# An Online Python re.findall Service

As a programmer, I know that grep, sed and awk are powerful for processing text, but they sometimes aren't that straight-forward for specific tasks, as I need to think about how to filter the lines and the columns out.

So I wonder if there is a handy way to do these tasks?

After using it for a while, I think using regex directly can help, so I launched a re.findall service building on top of Python re.findall API.

Here are some use cases for it.

1. Find all words beginning with a specific prefix.

Imagine that I have a few paragraphs, and I want to find out all words beginning with the letter 's'. I can do it in a shell session with a command awk '{for(i=1; i<=NF; i++) {print $i}}' /tmp/paragraphs.txt | grep '^\w', but that's a lot of typing. Now with this service, I can use one regex with just a few steps: 1. Copy the text to the left input box. 2. Type in the regex: \bs\w*, and click the button. 3. The result will show in the right box. 2. Extract fields out. It's not uncommon to extract some fields from some lines with a similar structure, such as a Protobuf message definition. Imagine that I need to write a few test cases for a Protobuf-based service, and I have such a message (taken from the Protocol Buffers site) at hand: message Person { required string Name = 1; required int32 Id = 2; optional string Email = 3; } The final test case that I want looks like this (Note that the field names in the set_xxx form must be lower-case): Person person; person.set_name("Text Toolkit"); person.set_id(1024); person.set_email("whatacold@gmail.com");  The steps are the same as the above use case. Copy the message definition to the left input box and type (\w+) = in the regex box. It will give you the three field names as output, based on what I can quickly complete the test case with Emacs' help. In the contrast, I can also do it using awk '/=/{print$3}' /tmp/person.proto, which is not too complicated (but much more typing) in this case.

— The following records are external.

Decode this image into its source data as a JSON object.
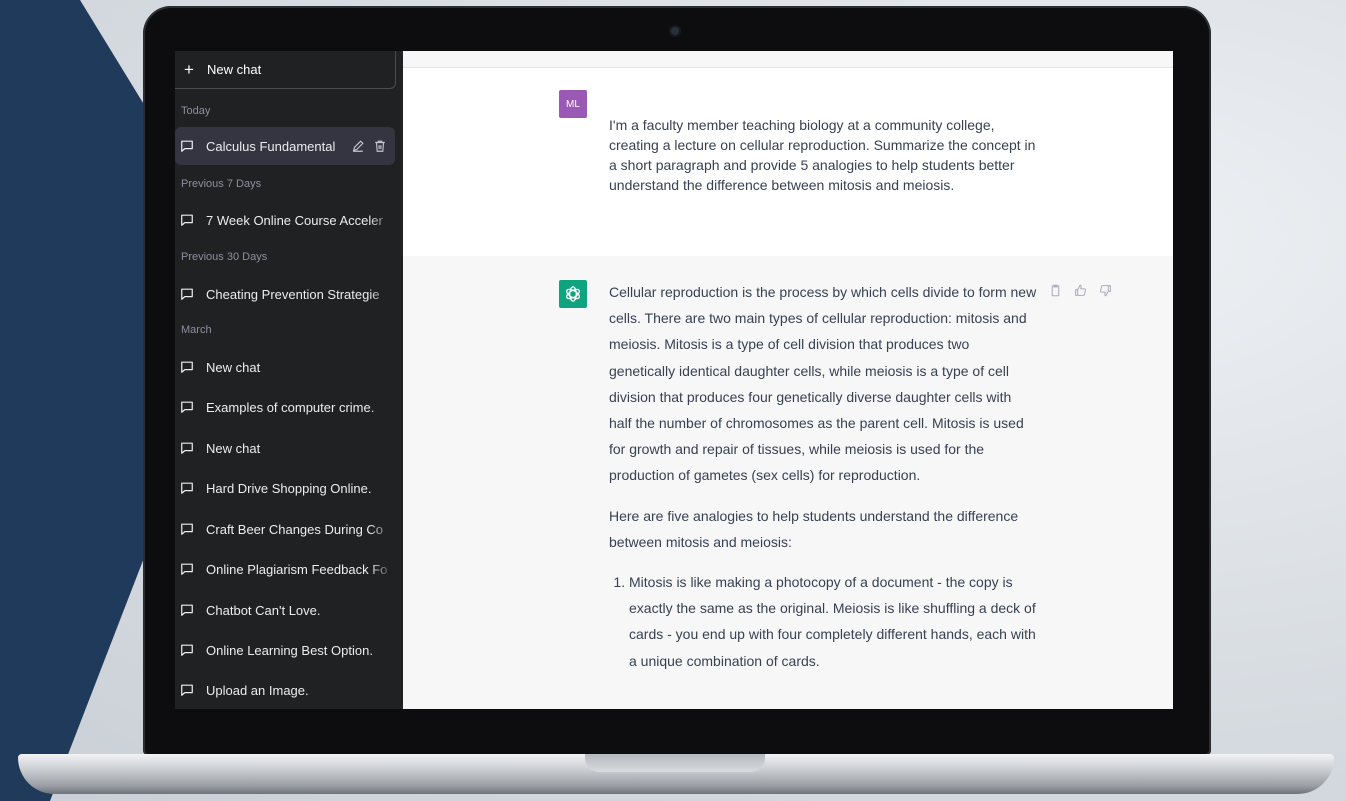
{
  "sidebar": {
    "new_chat_label": "New chat",
    "sections": [
      {
        "label": "Today"
      },
      {
        "label": "Previous 7 Days"
      },
      {
        "label": "Previous 30 Days"
      },
      {
        "label": "March"
      }
    ],
    "items": [
      {
        "label": "Calculus Fundamental",
        "active": true
      },
      {
        "label": "7 Week Online Course Acceler"
      },
      {
        "label": "Cheating Prevention Strategie"
      },
      {
        "label": "New chat"
      },
      {
        "label": "Examples of computer crime."
      },
      {
        "label": "New chat"
      },
      {
        "label": "Hard Drive Shopping Online."
      },
      {
        "label": "Craft Beer Changes During Co"
      },
      {
        "label": "Online Plagiarism Feedback Fo"
      },
      {
        "label": "Chatbot Can't Love."
      },
      {
        "label": "Online Learning Best Option."
      },
      {
        "label": "Upload an Image."
      }
    ]
  },
  "conversation": {
    "user": {
      "initials": "ML",
      "message": "I'm a faculty member teaching biology at a community college, creating a lecture on cellular reproduction. Summarize the concept in a short paragraph and provide 5 analogies to help students better understand the difference between mitosis and meiosis."
    },
    "assistant": {
      "paragraph1": "Cellular reproduction is the process by which cells divide to form new cells. There are two main types of cellular reproduction: mitosis and meiosis. Mitosis is a type of cell division that produces two genetically identical daughter cells, while meiosis is a type of cell division that produces four genetically diverse daughter cells with half the number of chromosomes as the parent cell. Mitosis is used for growth and repair of tissues, while meiosis is used for the production of gametes (sex cells) for reproduction.",
      "paragraph2": "Here are five analogies to help students understand the difference between mitosis and meiosis:",
      "analogies": [
        "Mitosis is like making a photocopy of a document - the copy is exactly the same as the original. Meiosis is like shuffling a deck of cards - you end up with four completely different hands, each with a unique combination of cards."
      ]
    }
  },
  "icons": {
    "chat": "chat-bubble-icon",
    "edit": "pencil-icon",
    "delete": "trash-icon",
    "copy": "clipboard-icon",
    "like": "thumbs-up-icon",
    "dislike": "thumbs-down-icon",
    "assistant": "openai-logo-icon"
  },
  "colors": {
    "sidebar_bg": "#202123",
    "user_avatar": "#9b59b6",
    "assistant_avatar": "#10a37f",
    "background_wedge": "#1f3a5a"
  }
}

3. Find specific attributes in HTML/XML.

As a widely used configuration file format, I sometimes need to find out all value of a specific attribute in an XML file. HTML has a similar file syntax, so here I make an example from HTML. I now need to figure out what types of input I use in a specific HTML file for whatever reasons. How can I do that?

With sed, I can sed -n 's:^.*<input.*type="$$[^"]\+$$".*\$:\1:p' /tmp/test.html, as you can see it, that is quite a complicated command, and I can barely do it right in my first time.

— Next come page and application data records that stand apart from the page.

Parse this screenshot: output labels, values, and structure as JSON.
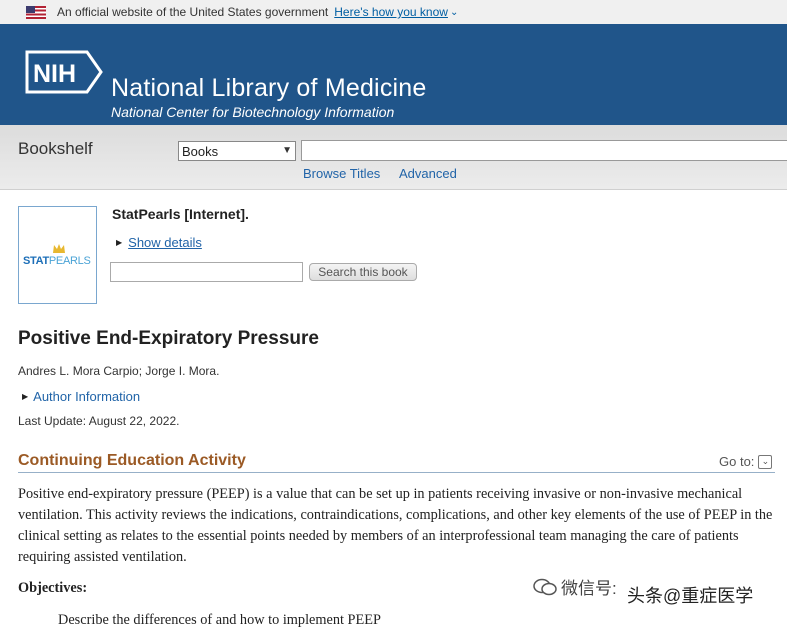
{
  "gov_banner": {
    "text": "An official website of the United States government",
    "link": "Here's how you know",
    "chevron": "⌄"
  },
  "header": {
    "logo": "NIH",
    "title": "National Library of Medicine",
    "subtitle": "National Center for Biotechnology Information",
    "bg_color": "#20558a"
  },
  "search_bar": {
    "section": "Bookshelf",
    "database_selected": "Books",
    "term_value": "",
    "links": [
      "Browse Titles",
      "Advanced"
    ]
  },
  "book": {
    "cover_logo_main": "STAT",
    "cover_logo_accent": "PEARLS",
    "title": "StatPearls [Internet].",
    "show_details": "Show details",
    "search_value": "",
    "search_button": "Search this book"
  },
  "article": {
    "title": "Positive End-Expiratory Pressure",
    "authors": "Andres L. Mora Carpio; Jorge I. Mora.",
    "author_info": "Author Information",
    "last_update": "Last Update: August 22, 2022."
  },
  "section": {
    "title": "Continuing Education Activity",
    "goto": "Go to:",
    "paragraph": "Positive end-expiratory pressure (PEEP) is a value that can be set up in patients receiving invasive or non-invasive mechanical ventilation. This activity reviews the indications, contraindications, complications, and other key elements of the use of PEEP in the clinical setting as relates to the essential points needed by members of an interprofessional team managing the care of patients requiring assisted ventilation.",
    "objectives_heading": "Objectives:",
    "first_objective_partial": "Describe the differences of and how to implement PEEP"
  },
  "watermark": {
    "wechat": "微信号:",
    "toutiao": "头条@重症医学"
  }
}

But with re.findall service, I simply copy and paste the HTML code, write a regex <input[^<]+type="(\w+)" in the box, and click the button. Want to deduplicate the result? Check the box "unique" and click the button again.

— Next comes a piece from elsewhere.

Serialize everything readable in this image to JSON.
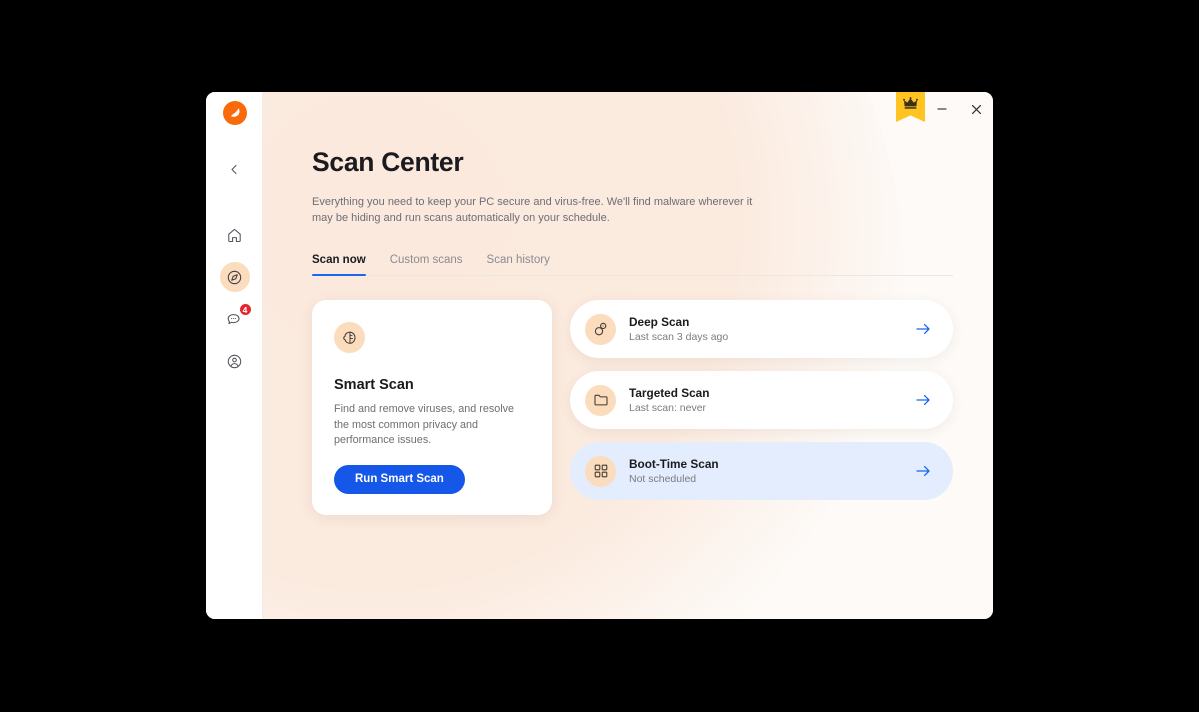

The above three cases are only a few examples that arose around from my daily usage, proving that the service is a simple yet powerful service for some scenarios.

Beyond that, there is another problem that it solves, that is the regex syntax varies a bit for grep, sed, and awk. One can hardly make it right when he/she writes it not often. With re.findall, one regex syntax for all, that is the Python regex.